Dessa forma, Sakamoto Ryoma embora tenha tido um papel de conspirador rebelde no período do Bakumatsu, seus supostos grandes feitos e atuação notável naquela época são frutos mais da ficção do que históricos. A documentação do período apresenta uma série de lacunas, ainda mais considerando que entre 1864 e 1867 ele viajou várias vezes e esteve escondido por certo tempo, devido a ser foragido desde 1862. Mas é fato de que seu papel no Bakumatsu foi de alguma forma relevante a ponto de irritar o grupo pró-xogunato a fim de mandar assassiná-lo, por tê-lo como uma ameaça em potencial.

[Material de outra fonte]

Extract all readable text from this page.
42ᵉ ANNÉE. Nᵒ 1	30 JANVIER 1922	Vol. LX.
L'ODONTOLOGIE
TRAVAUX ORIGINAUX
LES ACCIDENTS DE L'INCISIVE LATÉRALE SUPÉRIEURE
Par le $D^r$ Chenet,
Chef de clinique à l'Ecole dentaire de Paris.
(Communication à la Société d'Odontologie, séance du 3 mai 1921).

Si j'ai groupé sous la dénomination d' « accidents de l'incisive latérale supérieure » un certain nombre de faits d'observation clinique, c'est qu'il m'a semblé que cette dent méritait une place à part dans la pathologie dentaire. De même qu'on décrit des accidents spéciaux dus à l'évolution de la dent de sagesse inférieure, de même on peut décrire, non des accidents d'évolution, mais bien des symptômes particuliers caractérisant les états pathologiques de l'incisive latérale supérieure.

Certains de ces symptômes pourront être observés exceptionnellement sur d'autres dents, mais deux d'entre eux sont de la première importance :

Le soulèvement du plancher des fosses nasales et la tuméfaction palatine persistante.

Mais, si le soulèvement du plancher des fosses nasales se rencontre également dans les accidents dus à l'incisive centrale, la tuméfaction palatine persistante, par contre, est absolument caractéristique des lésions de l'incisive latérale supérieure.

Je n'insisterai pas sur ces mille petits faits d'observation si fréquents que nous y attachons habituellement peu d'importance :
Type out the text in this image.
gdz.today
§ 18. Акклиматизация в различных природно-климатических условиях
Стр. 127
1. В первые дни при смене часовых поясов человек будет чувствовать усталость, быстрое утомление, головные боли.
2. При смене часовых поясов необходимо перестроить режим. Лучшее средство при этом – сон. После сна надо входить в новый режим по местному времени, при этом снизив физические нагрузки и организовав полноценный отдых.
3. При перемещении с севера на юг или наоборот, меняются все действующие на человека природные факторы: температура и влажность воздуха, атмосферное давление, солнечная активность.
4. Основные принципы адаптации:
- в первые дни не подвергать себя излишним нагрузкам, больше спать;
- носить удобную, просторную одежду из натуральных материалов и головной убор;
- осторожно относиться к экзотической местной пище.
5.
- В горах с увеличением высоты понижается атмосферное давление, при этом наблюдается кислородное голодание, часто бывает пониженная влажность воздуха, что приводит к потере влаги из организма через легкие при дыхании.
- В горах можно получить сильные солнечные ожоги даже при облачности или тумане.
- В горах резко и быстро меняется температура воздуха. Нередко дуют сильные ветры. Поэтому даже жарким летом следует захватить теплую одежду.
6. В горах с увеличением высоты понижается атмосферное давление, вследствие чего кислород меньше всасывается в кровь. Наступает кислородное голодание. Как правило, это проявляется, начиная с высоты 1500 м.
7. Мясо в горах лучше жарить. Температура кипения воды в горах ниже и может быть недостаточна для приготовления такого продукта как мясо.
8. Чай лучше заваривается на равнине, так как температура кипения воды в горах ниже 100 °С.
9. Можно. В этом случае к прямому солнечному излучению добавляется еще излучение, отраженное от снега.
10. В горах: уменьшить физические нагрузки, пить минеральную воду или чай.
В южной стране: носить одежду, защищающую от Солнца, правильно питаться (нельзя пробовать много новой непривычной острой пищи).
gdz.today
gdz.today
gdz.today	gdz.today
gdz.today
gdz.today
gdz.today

NOTA: O filme Ryoma Ansatsu (1974) centra-se nos últimos dias de vida de Sakamoto.
NOTA 2: O mangá Jin (2000-2010) conta uma história que se passa durante o Bakumatsu, um dos personagens e Sakamoto Ryoma. O mangá recebeu uma adaptação live-action em formato de série, possuindo duas temporadas entre 2009 e 2011.
NOTA 3: Em 2003 o aeroporto de Kochi foi renomeado para Aeroporto Kochi Ryoma. Na mesma cidade também existe o Museu Memorial Sakamoto Ryoma.
NOTA 4: O seriado Ryomaden (2010) narra a jornada de Sakamoto.
NOTA 5: A história de Sakamoto Ryoma é retratada de forma bem ficcional nos jogos Yakuza Ishin (2014) e no seu remake Like a Dragon: Ishin! (2023). Em ambas as produções ele é representado pela figura de Kazuma Kiryu, o protagonista da franquia.
NOTA 6: Sakamoto aparece no filme televisivo Segodon (2018) exibido pela NHK.
NOTA 7: Ele é um personagem no jogo Rise of the Ronin (2024).
Referências bibliográficas:
JANSEN, Marius B. Sakamoto Ryoma and the Meiji Restoration. Princeton: Princeton University Press, 1961.
SANSOM, George. The History of Japan: 1615-1867. Tokyo, Charles E. Tuttle Company, 1963.